We are heading out West this weekend to visit some clinics in Mbarara and Kasese. Nestled between these small towns happens to be Queen Elizabeth National Park so we are planning to fit in some safaris between the clinic visits. My sister, Nicola, is visiting at the moment, so along with Dr Rob (an American emergency physician who is also volunteering with VSO) Alan and the kids, and the resuscitation dummy, we will have a bus full!!! That is if we manage to leave Kampala! We are waiting to see how the riots settle over the next 2 days but are hopeful they won’t escalate, so fingers crossed we will have some exotic wildlife photos to show you on our next installment!
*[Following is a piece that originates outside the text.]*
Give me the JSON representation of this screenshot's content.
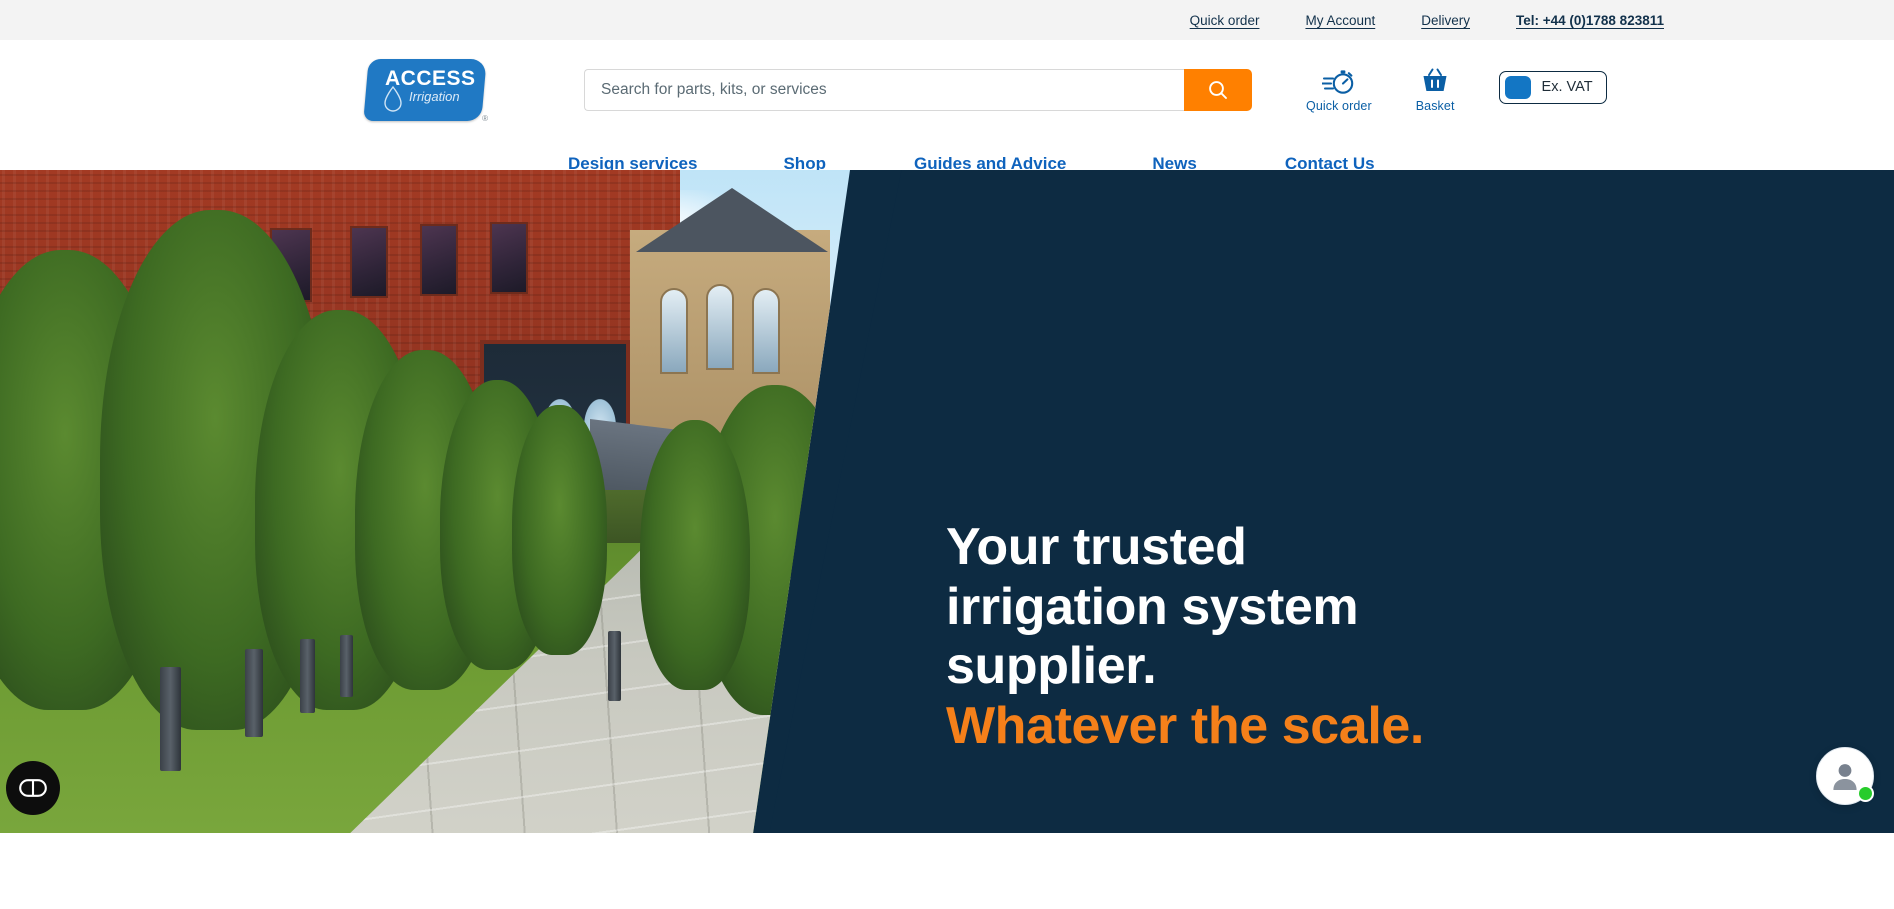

Hot on the heels of Alison and Bella, it was Zoe’s birthday last Friday. We celebrated with some of the other VSO volunteers at our local Italian restaurant, complete with a ‘Z’ birthday cake. Zoe’s present of a crying and laughing African dolly was a complete hit and is getting a lot of competition for attention from the other sisters. Thanks to all who sent cards/gifts/emails- most appreciated.
On Saturday we then went to Didi’s World- Uganda’s answer to Disney, but more like a static gypsy fun fair! It was so quiet that they opened up rides as and when you wanted them and you took your chances on the dodgy dodgems, rickety roller coaster, etc.
Alison joined forces with 3 other brave lasses to form the Nile Special Team entering the Irish Society’s Kampala treasure hunt in the middle of the midday heat. There were about a dozen teams in fancy dress (including the pictured Jackson 5!) running around town following cryptic clues, which proved rather tricky as Alison’s team were all pretty new to town. However, against all odds they managed to pick up 3rd place. A welcome cold beer and barbecue followed.